When we ask why it is rational to belief the current scientific account of the world, we are, in effect asking in virtue of what characteristics do scientific beliefs warrant their "authority" in our culture?  Philosophers call this the "question of authority" (or sometimes "the problem of authority").  One of the chief concerns of philosophers of science has been to develop various philosophical theories intended to justify science's claim to the authority which -as an historical fact- it now possesses.  The history of the philosophy of science can be understood as an on-going debate over how best to devise an adequate "theory of justification" which would presumably not only a) accounts for why scientific beliefs do indeed merit the authority they have, but also b) presents a "model" of how scientific beliefs do actually come to get justified in a way which warrants that authority.

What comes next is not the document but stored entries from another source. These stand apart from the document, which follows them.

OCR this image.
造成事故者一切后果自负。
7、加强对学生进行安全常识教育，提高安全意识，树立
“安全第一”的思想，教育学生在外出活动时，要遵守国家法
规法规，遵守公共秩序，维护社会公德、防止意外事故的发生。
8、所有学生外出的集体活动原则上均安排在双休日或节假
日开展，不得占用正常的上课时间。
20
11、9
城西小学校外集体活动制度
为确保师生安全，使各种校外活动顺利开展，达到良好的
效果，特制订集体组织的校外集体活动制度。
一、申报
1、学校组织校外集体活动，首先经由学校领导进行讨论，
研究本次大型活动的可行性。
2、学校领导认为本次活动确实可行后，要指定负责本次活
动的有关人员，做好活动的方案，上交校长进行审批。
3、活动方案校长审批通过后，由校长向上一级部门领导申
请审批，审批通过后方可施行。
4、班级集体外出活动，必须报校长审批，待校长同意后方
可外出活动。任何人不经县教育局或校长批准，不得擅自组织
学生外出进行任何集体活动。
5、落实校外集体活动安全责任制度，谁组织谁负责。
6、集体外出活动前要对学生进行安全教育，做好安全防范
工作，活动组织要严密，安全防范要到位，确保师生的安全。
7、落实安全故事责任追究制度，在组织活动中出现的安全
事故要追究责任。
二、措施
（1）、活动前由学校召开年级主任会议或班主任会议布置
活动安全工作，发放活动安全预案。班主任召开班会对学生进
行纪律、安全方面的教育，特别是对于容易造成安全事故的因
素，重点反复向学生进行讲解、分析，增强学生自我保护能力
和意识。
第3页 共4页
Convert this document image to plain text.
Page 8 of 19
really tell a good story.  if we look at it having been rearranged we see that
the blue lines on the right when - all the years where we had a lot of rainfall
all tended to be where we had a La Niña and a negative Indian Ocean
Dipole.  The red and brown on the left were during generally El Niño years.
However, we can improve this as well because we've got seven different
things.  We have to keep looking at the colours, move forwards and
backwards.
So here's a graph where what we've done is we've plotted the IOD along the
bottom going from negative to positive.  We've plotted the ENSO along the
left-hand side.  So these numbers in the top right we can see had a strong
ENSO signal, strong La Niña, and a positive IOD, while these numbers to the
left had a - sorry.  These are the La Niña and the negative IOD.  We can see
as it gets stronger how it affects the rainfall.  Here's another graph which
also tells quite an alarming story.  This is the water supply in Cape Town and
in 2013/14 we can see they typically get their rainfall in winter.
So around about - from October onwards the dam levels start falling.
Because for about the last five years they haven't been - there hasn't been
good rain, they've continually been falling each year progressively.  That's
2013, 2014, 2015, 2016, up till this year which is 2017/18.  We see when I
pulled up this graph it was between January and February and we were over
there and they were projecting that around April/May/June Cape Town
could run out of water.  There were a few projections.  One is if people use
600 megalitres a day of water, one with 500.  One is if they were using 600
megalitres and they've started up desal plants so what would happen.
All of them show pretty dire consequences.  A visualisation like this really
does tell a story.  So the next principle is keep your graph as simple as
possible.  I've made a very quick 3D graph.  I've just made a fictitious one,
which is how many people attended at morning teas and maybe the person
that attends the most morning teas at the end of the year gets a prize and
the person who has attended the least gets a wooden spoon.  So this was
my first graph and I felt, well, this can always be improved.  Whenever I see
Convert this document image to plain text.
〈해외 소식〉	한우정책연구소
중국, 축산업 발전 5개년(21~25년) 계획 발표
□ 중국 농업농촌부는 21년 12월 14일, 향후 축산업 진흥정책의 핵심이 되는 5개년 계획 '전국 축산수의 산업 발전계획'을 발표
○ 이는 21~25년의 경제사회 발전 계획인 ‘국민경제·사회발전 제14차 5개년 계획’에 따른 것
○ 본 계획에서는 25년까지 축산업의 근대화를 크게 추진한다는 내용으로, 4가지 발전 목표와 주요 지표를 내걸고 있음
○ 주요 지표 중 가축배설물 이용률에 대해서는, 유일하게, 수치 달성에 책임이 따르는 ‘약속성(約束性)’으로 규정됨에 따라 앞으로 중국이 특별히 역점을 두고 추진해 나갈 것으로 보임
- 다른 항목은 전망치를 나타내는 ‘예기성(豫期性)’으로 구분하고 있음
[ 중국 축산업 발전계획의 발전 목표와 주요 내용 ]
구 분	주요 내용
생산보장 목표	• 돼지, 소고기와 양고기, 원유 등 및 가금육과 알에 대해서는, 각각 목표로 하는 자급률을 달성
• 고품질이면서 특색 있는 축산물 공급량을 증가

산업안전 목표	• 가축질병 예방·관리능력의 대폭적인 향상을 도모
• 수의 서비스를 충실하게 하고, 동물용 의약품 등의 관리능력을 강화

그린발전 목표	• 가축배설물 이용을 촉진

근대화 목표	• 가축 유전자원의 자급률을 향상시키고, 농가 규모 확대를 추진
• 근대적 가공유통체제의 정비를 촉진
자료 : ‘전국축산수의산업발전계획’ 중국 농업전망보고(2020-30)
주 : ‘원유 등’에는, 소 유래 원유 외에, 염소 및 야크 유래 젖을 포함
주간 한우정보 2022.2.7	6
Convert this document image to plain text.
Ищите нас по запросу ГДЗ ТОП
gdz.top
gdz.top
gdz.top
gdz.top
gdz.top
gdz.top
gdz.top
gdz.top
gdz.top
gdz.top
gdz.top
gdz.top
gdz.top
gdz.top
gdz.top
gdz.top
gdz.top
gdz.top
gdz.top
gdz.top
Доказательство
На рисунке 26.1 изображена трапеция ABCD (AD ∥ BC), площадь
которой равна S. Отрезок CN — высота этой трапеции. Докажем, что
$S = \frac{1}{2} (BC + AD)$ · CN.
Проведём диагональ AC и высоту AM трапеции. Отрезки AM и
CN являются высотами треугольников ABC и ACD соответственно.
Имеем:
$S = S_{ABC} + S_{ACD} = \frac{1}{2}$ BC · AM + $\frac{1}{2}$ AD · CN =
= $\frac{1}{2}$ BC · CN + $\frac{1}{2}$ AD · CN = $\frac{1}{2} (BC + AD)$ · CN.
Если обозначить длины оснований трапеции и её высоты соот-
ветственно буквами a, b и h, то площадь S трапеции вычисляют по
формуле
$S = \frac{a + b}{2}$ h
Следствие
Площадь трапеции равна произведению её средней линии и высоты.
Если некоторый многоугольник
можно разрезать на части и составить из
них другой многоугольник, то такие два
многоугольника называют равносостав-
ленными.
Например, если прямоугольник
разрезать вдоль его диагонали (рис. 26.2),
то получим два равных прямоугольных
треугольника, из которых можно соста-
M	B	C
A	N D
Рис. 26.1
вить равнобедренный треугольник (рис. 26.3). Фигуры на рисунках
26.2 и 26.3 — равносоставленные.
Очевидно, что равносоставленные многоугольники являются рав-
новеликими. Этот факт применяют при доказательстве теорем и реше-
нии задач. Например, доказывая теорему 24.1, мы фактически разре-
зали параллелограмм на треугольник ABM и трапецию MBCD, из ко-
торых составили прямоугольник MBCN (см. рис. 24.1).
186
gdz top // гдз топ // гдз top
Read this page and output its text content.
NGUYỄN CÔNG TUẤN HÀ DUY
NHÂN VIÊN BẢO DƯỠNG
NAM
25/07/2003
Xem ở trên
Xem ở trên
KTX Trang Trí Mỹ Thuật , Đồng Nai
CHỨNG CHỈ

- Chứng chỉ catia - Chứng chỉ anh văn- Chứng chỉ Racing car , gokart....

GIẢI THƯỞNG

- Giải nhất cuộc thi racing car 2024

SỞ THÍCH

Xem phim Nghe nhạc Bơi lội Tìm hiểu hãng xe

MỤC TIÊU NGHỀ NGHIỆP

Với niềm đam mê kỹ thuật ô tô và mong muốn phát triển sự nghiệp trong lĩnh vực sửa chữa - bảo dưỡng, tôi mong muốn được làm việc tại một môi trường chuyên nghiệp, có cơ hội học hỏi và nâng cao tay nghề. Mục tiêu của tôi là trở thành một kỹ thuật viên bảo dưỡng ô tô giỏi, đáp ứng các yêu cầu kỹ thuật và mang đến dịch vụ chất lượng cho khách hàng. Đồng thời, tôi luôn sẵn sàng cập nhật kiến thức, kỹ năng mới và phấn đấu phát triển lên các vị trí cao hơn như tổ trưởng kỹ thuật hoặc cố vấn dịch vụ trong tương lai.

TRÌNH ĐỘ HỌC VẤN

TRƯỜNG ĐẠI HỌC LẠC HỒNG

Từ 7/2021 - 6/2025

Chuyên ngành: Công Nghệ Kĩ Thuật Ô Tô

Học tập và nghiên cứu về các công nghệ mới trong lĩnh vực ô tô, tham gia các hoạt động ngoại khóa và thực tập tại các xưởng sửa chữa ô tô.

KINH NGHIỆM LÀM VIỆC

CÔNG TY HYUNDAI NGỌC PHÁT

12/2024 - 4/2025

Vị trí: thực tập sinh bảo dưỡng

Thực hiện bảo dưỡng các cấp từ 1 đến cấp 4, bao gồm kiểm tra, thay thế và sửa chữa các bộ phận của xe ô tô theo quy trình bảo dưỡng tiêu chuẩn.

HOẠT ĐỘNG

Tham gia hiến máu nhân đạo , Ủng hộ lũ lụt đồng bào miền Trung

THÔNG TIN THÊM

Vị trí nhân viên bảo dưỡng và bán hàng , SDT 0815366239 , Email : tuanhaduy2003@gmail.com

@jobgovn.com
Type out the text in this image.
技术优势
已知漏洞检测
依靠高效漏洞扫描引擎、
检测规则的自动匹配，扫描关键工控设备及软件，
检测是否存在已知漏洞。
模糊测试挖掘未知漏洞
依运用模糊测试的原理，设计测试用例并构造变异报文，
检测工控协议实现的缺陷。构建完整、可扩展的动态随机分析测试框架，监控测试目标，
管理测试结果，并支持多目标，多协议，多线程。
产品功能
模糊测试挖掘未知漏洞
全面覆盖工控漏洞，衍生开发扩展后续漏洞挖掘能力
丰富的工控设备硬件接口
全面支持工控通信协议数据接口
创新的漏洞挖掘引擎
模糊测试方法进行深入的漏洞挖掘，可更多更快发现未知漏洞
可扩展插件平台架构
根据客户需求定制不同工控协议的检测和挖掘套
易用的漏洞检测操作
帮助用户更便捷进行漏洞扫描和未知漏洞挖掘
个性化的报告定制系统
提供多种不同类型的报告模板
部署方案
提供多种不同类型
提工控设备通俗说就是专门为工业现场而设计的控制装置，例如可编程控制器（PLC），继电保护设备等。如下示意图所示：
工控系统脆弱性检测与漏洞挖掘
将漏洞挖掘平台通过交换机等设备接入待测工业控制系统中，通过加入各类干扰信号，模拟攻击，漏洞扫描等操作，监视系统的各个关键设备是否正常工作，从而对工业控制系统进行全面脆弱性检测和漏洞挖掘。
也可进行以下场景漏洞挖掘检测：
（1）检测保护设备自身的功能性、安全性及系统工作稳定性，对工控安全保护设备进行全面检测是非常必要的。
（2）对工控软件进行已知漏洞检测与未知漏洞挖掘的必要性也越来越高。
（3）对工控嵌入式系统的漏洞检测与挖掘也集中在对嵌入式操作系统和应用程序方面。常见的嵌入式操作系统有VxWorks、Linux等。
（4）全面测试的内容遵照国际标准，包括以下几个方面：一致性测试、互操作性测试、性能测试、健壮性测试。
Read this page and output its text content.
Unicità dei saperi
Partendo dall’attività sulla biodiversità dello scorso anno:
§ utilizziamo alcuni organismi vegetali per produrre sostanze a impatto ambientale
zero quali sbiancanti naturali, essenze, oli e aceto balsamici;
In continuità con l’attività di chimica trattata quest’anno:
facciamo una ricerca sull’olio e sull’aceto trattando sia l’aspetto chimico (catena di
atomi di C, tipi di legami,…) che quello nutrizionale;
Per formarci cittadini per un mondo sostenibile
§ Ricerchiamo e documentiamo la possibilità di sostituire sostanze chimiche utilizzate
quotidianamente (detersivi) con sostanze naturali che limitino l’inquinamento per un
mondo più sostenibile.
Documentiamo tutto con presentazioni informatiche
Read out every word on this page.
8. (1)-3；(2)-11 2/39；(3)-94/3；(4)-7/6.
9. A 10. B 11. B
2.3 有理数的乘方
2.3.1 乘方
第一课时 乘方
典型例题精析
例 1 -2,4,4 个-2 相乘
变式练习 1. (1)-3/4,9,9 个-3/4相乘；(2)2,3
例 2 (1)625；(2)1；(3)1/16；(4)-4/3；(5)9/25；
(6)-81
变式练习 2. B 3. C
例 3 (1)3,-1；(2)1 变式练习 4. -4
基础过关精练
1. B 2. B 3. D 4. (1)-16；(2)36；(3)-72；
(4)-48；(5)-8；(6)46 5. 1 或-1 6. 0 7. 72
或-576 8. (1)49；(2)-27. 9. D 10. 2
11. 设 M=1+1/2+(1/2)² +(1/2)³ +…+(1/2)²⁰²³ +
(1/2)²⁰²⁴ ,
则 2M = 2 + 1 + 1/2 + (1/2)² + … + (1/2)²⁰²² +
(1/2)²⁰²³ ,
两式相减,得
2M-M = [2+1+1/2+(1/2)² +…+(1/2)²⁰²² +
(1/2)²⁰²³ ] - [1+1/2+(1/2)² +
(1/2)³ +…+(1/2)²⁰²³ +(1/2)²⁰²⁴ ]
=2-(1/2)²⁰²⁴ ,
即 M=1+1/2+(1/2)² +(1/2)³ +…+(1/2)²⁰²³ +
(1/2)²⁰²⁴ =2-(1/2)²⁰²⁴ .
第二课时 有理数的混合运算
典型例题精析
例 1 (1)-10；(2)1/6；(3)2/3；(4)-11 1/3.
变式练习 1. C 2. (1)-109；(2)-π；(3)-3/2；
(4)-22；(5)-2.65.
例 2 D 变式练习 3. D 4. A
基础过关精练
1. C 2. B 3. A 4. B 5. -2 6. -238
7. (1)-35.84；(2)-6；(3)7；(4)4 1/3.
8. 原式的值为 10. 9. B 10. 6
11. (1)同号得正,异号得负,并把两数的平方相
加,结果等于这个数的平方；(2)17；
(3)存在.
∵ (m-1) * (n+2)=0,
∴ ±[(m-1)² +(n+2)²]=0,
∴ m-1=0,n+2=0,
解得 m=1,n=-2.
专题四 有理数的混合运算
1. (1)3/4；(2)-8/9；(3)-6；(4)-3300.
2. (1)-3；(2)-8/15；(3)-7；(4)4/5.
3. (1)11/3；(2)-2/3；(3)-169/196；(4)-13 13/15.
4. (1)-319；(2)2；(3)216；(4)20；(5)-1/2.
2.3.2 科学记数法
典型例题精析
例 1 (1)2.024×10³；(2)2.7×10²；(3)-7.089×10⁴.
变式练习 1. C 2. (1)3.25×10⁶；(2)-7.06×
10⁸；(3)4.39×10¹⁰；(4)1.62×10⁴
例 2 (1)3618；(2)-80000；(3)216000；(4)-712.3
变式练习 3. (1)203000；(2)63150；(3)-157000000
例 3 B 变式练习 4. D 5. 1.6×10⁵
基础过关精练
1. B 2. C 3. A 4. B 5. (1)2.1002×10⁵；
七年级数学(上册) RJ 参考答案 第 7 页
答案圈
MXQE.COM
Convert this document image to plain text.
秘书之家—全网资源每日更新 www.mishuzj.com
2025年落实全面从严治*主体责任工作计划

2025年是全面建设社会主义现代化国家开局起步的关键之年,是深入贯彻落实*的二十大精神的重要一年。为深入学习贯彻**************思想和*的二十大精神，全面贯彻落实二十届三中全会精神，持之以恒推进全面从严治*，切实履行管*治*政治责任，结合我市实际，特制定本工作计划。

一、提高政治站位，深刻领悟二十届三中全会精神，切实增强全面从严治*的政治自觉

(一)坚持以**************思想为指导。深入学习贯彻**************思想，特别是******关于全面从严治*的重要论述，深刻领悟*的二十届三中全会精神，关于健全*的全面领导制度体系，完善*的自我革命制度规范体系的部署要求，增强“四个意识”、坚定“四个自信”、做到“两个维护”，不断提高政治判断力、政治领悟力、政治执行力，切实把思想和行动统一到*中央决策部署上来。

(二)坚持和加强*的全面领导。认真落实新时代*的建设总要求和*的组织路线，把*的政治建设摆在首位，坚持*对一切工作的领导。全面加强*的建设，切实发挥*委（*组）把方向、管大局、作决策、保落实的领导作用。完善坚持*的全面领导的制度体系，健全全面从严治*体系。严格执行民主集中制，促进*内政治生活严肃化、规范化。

Such a theory of justification would also serve another purpose, so it would serve as a standard or a "norm" for what constitutes proper scientific justification.  As such it could be used to settle debates over what is "good" science versus what is bogus, pseudo-science, and which does not warrant the authority accorded to genuine science.  As such, the philosopher of science can be seen not only as describing how scientific justification actually is achieved, but also as serving a normative role in stipulating how good science ought to be done.

All of this implies that the philosopher who inquires into the human condition must address the question of how the views of science have come to have this role in our culture. In other words, we ask why does science have the cognitive "authority" it has in our world. This can be called "the question of authority." In order to motivate the series of issues with which we will begin this course, it is useful to begin by reflecting on this problem.